North Korean Version of SS-20

From the U.S. standpoint, North Korea's suspected nuclear development program and the development of its "Nodong" ICBM missile became a North Korean version of the deployment of the SS-20. During the 1970's, the former Soviet Union actually deployed its political nuclear weapon, the SS-20, which could not reach the United States, its arch enemy, but was within firing range of the NATO nations, Japan, and South Korea. To counter the SS-20 which was aimed toward separating the NATO nations from the United States, the United States deployed the "Pershing-2" intermediate-range missile in the European theater. It thus eased the fears of the NATO nations and ultimately solved the problem of the INF [intermediate nuclear force] strategy through mutual abolition of the SS-20 and the Pershing-2 missiles. The episode of Japan's prime minister at the time, who utterly lacked political-military knowledge and awareness about the issue and was ignored at the summit conference, is well known.

The development of the Nodong-1 by North Korea was really a North Korean version of the INF SS-20. The Nodong-1, which cannot reach the United States or the NATO nations is a political weapon that will pose an extremely potent threat to Japan and South Korea, and also to the U.S. Forces deployed in the Korean peninsula and the Far East. It has become a truly awkward problem in that, whereas a global threat can be deterred by strategies of mutual verification and destruction with ICBM's [intercontinental ballistic missiles] and SLBM's [submarine-launched ballistic missiles], their power cannot be fully effective against a local mini-military state. The United States has continued its commitments to the security of Japan and South Korea for a long time through the Japan-U.S. security treaty and the U.S.-South Korea mutual defense assistance pact. However, if North Korea becomes desperate and marches southward in a ground war as the result of bad military options, the 35,000 troops of the U.S. Army 2d Division and the 30,000 family members will suffer casualties. In such a case, the U.S. Congress and public opinion will lean toward opposition against Clinton, inviting distrust of President Clinton's leadership, which is beset by scandals and lack of consistency, and this may cause the Democratic Party to lose its ruling power in the next presidential election. Consequently, it will not be easy to enforce military sanctions against North Korea.

[Passage omitted]

It is therefore difficult to conceive that Kim Il-song, who misjudged the world situation in the Korean war and subsequently suffered international isolation for more than 40 years, would suddenly one day cross the 38th Parallel and perform the suicidal act of moving southward in today's post-cold war era when he absolutely cannot depend on support from Russia and China. Nor is it conceivable that, although they are within firing range of the Nodong-1, Japan and the U.S. Forces stationed in Japan will be subjected to a sneak missile attack. Also, despite the possible extraction of plutonium at the Yongbyon nuclear facilities, it is doubtful whether the Nodong-1, which is reported to be 88 inches in diameter, has been perfected as a precision nuclear missile warhead with a triggering device attachable. It is impossible to deploy it for actual warfare without real testing.

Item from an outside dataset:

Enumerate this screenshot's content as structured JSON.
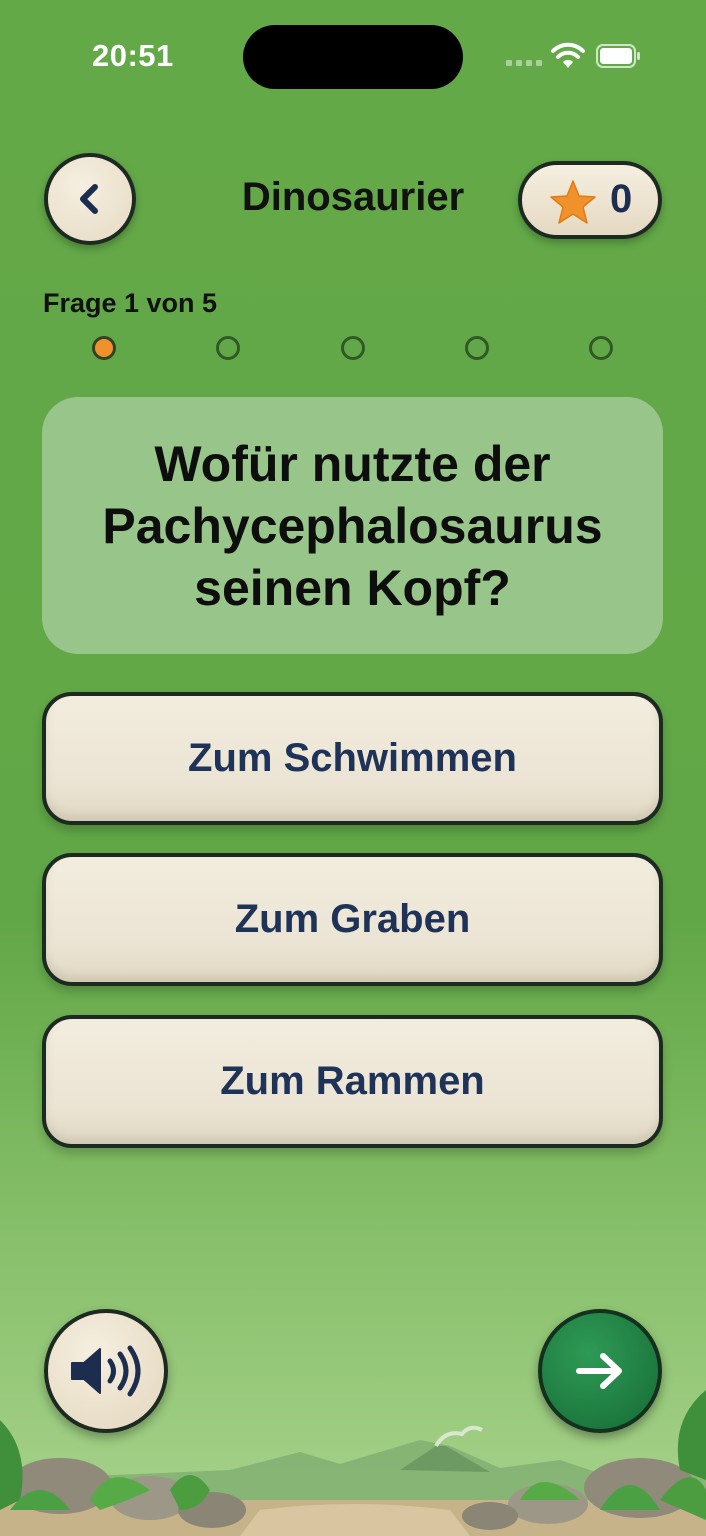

We may go so far as to surmise that the state secret, which North Korea is stubbornly attempting to protect at the risk of UN sanctions, is accompanied by the negative fact that its nuclear arms development has still not made sufficient progress, and that it will require years before deployment for actual warfare.

Consequently, North Korea rejects interference by the IAEA and the United Nations and tried to normalize diplomatic relations with the United States by dealing directly with its arch foe. It is attempting to win recognition from Japan and the other summit nations and to acquire economic aid--particularly wartime reparations from Japan--through high-handed negotiations. With the salvation of North Korea's economy, which is on the brink of disaster, it will use acceptance of inspections or an international commitment to abstain from military use as its card in negotiations which it will sell at the highest price.